The matrix-tree theorem follows as consequence. Recall we show that

{\displaystyle {\begin{aligned}\det(L_{i,i})&=\sum _{S\in {[m] \choose n-1}}\det(C_{[n-1],S})^{2}.\end{aligned}}}

The sum enumerates over all subgraphs ${\displaystyle S}$ of ${\displaystyle n-1}$ edges, and by the above lemma ${\displaystyle \det(C_{[n-1],S})^{2}=1}$ if and only if ${\displaystyle S}$ is a spanning tree in ${\displaystyle G}$. Therefore, ${\displaystyle \det(L_{i,i})}$ gives the number of spanning trees in ${\displaystyle G}$.

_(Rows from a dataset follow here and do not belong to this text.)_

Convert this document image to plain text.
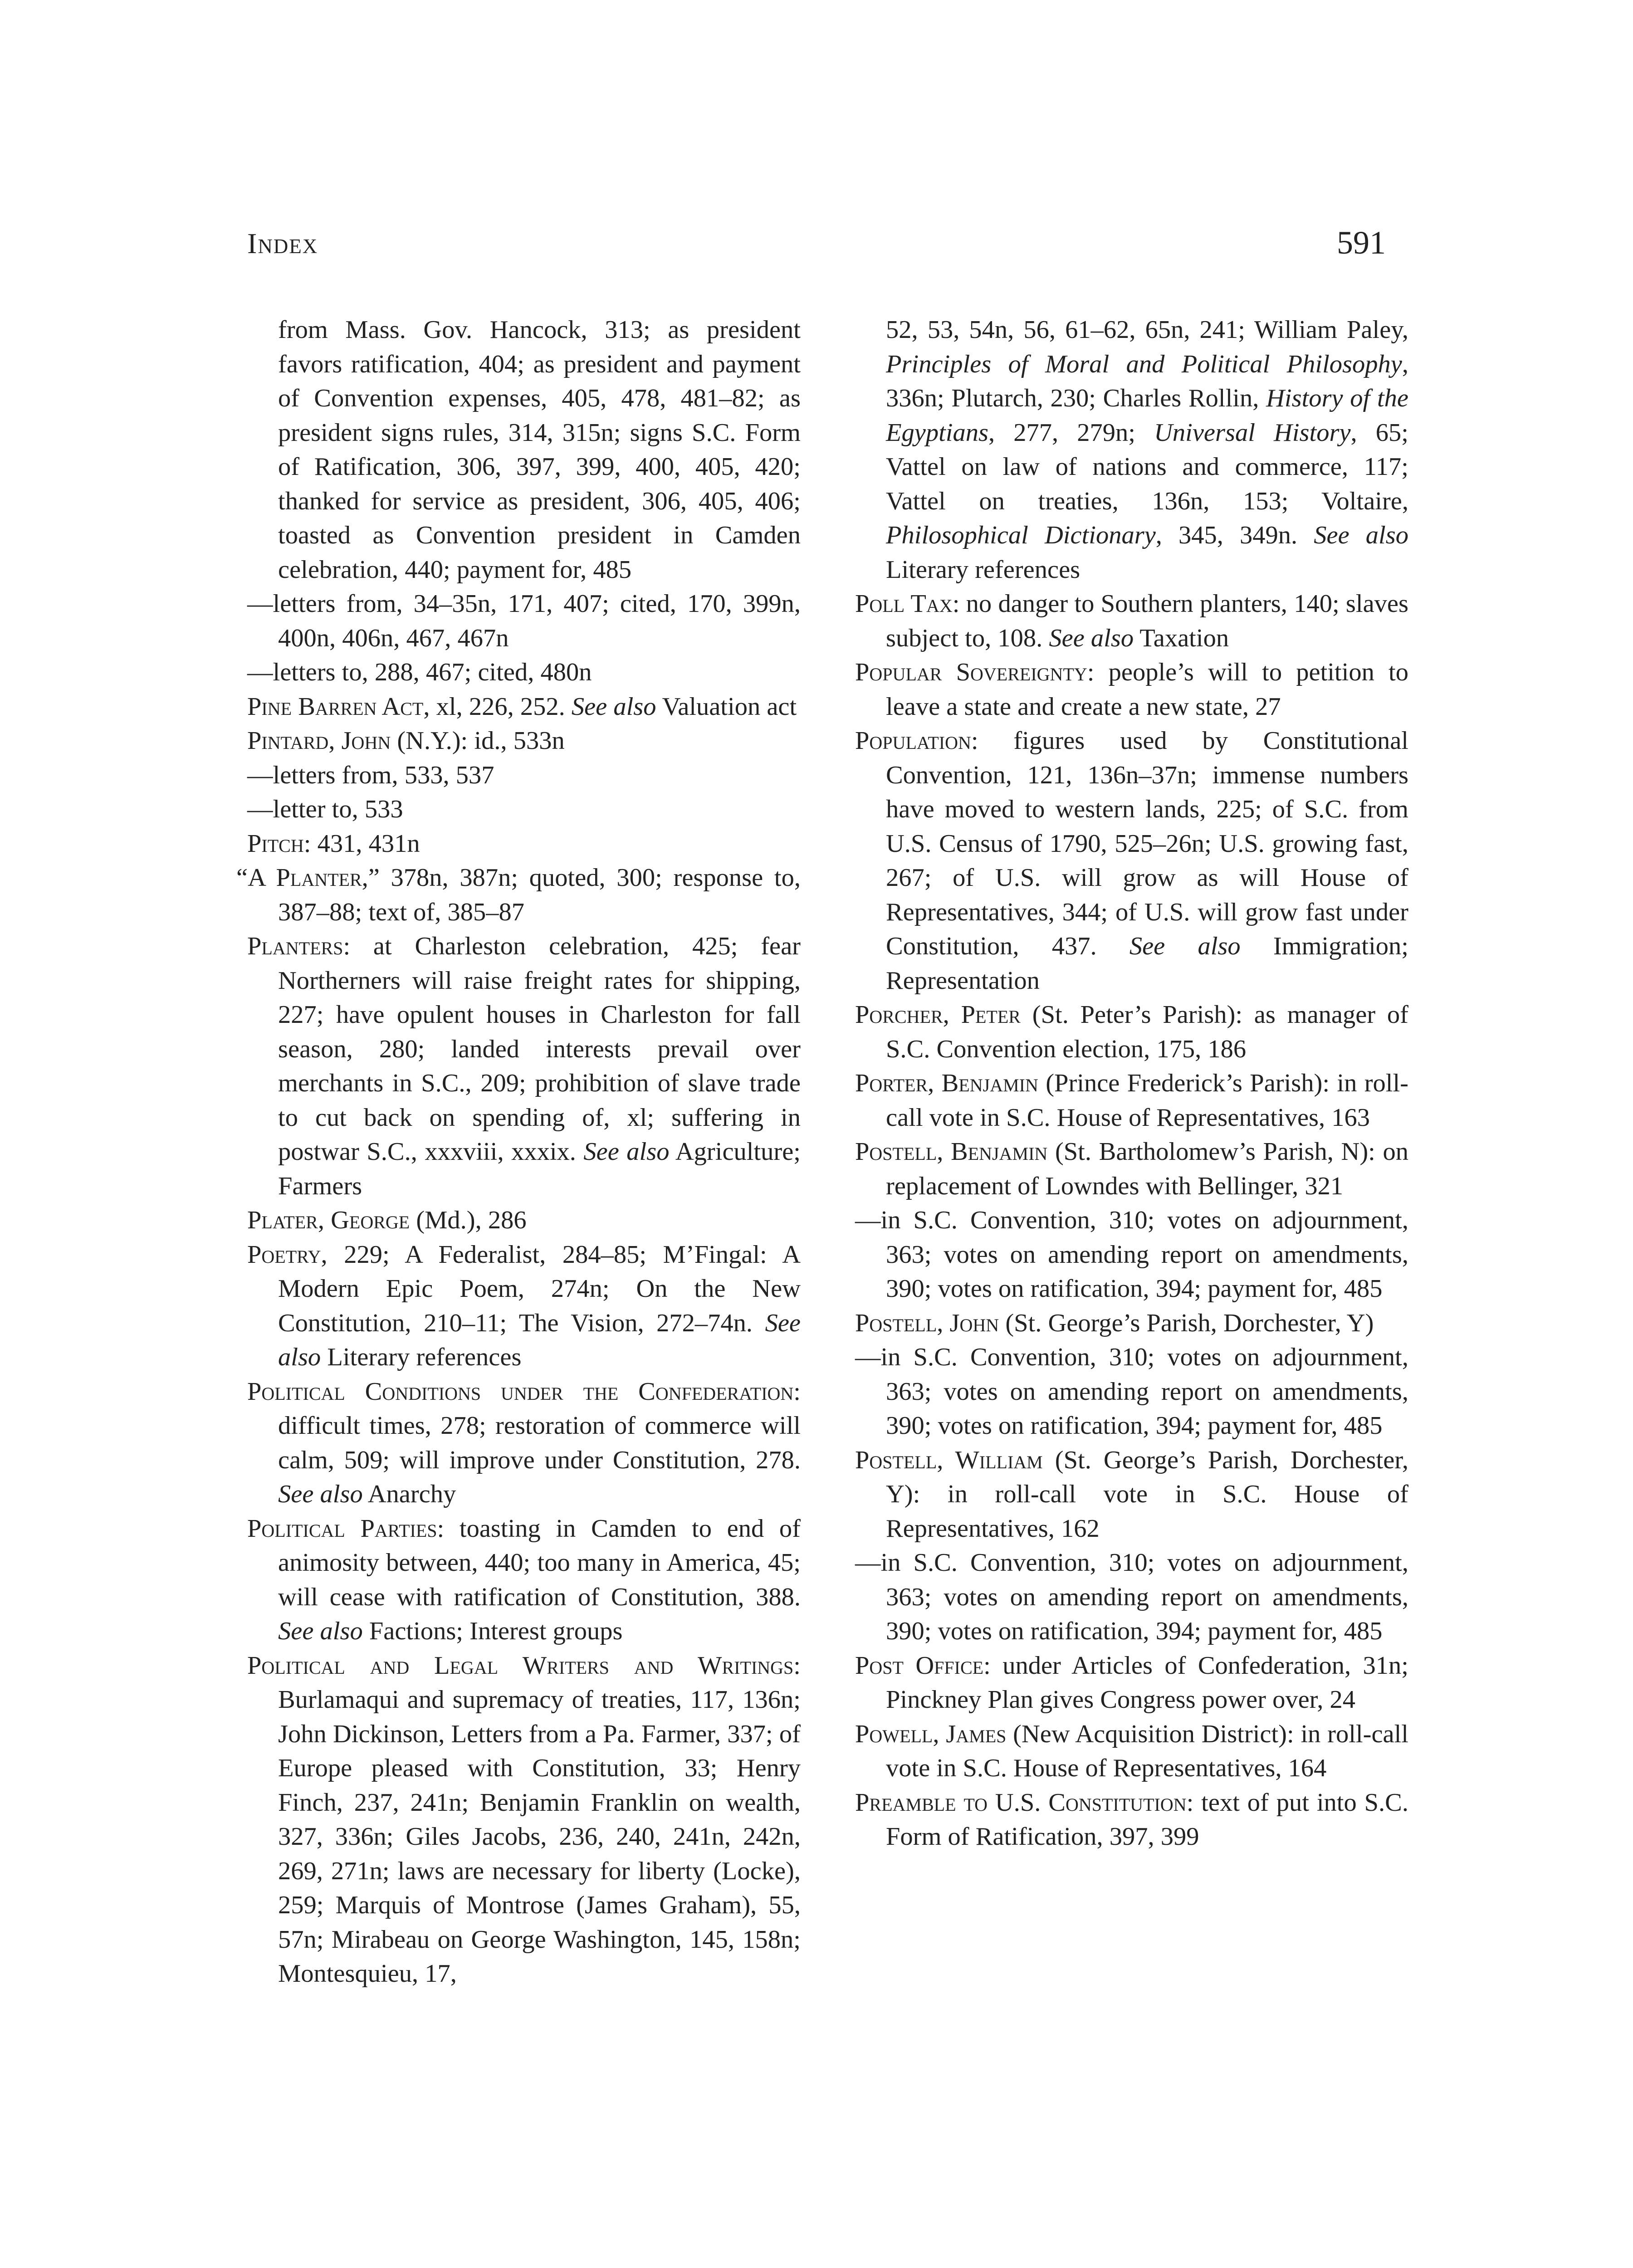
Index	591

from Mass. Gov. Hancock, 313; as president favors ratification, 404; as president and payment of Convention expenses, 405, 478, 481–82; as president signs rules, 314, 315n; signs S.C. Form of Ratification, 306, 397, 399, 400, 405, 420; thanked for service as president, 306, 405, 406; toasted as Convention president in Camden celebration, 440; payment for, 485

—letters from, 34–35n, 171, 407; cited, 170, 399n, 400n, 406n, 467, 467n

—letters to, 288, 467; cited, 480n

Pine Barren Act, xl, 226, 252. See also Valuation act

Pintard, John (N.Y.): id., 533n

—letters from, 533, 537

—letter to, 533

Pitch: 431, 431n

“A Planter,” 378n, 387n; quoted, 300; response to, 387–88; text of, 385–87

Planters: at Charleston celebration, 425; fear Northerners will raise freight rates for shipping, 227; have opulent houses in Charleston for fall season, 280; landed interests prevail over merchants in S.C., 209; prohibition of slave trade to cut back on spending of, xl; suffering in postwar S.C., xxxviii, xxxix. See also Agriculture; Farmers

Plater, George (Md.), 286

Poetry, 229; A Federalist, 284–85; M’Fingal: A Modern Epic Poem, 274n; On the New Constitution, 210–11; The Vision, 272–74n. See also Literary references

Political Conditions under the Confederation: difficult times, 278; restoration of commerce will calm, 509; will improve under Constitution, 278. See also Anarchy

Political Parties: toasting in Camden to end of animosity between, 440; too many in America, 45; will cease with ratification of Constitution, 388. See also Factions; Interest groups

Political and Legal Writers and Writings: Burlamaqui and supremacy of treaties, 117, 136n; John Dickinson, Letters from a Pa. Farmer, 337; of Europe pleased with Constitution, 33; Henry Finch, 237, 241n; Benjamin Franklin on wealth, 327, 336n; Giles Jacobs, 236, 240, 241n, 242n, 269, 271n; laws are necessary for liberty (Locke), 259; Marquis of Montrose (James Graham), 55, 57n; Mirabeau on George Washington, 145, 158n; Montesquieu, 17,

52, 53, 54n, 56, 61–62, 65n, 241; William Paley, Principles of Moral and Political Philosophy, 336n; Plutarch, 230; Charles Rollin, History of the Egyptians, 277, 279n; Universal History, 65; Vattel on law of nations and commerce, 117; Vattel on treaties, 136n, 153; Voltaire, Philosophical Dictionary, 345, 349n. See also Literary references

Poll Tax: no danger to Southern planters, 140; slaves subject to, 108. See also Taxation

Popular Sovereignty: people’s will to petition to leave a state and create a new state, 27

Population: figures used by Constitutional Convention, 121, 136n–37n; immense numbers have moved to western lands, 225; of S.C. from U.S. Census of 1790, 525–26n; U.S. growing fast, 267; of U.S. will grow as will House of Representatives, 344; of U.S. will grow fast under Constitution, 437. See also Immigration; Representation

Porcher, Peter (St. Peter’s Parish): as manager of S.C. Convention election, 175, 186

Porter, Benjamin (Prince Frederick’s Parish): in roll-call vote in S.C. House of Representatives, 163

Postell, Benjamin (St. Bartholomew’s Parish, N): on replacement of Lowndes with Bellinger, 321

—in S.C. Convention, 310; votes on adjournment, 363; votes on amending report on amendments, 390; votes on ratification, 394; payment for, 485

Postell, John (St. George’s Parish, Dorchester, Y)

—in S.C. Convention, 310; votes on adjournment, 363; votes on amending report on amendments, 390; votes on ratification, 394; payment for, 485

Postell, William (St. George’s Parish, Dorchester, Y): in roll-call vote in S.C. House of Representatives, 162

—in S.C. Convention, 310; votes on adjournment, 363; votes on amending report on amendments, 390; votes on ratification, 394; payment for, 485

Post Office: under Articles of Confederation, 31n; Pinckney Plan gives Congress power over, 24

Powell, James (New Acquisition District): in roll-call vote in S.C. House of Representatives, 164

Preamble to U.S. Constitution: text of put into S.C. Form of Ratification, 397, 399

### Cayley's formula by the matrix-tree theorem

The number of trees of ${\displaystyle n}$ distinct vertices equals the number of spanning trees in the complete graph ${\displaystyle K_{n}}$. For ${\displaystyle G=K_{n}}$, for any ${\displaystyle i\in [n]}$ the ${\displaystyle (n-1)\times (n-1)}$ matrix ${\displaystyle L_{ii}}$ is given by

${\displaystyle L_{i,i}={\begin{bmatrix}n-1&-1&\cdots &-1\\-1&n-1&\cdots &-1\\\vdots &\vdots &\ddots &-1\\-1&-1&\cdots &n-1\end{bmatrix}},}$

whose determinant is ${\displaystyle \det(L_{i,i})=n^{n-2}}$.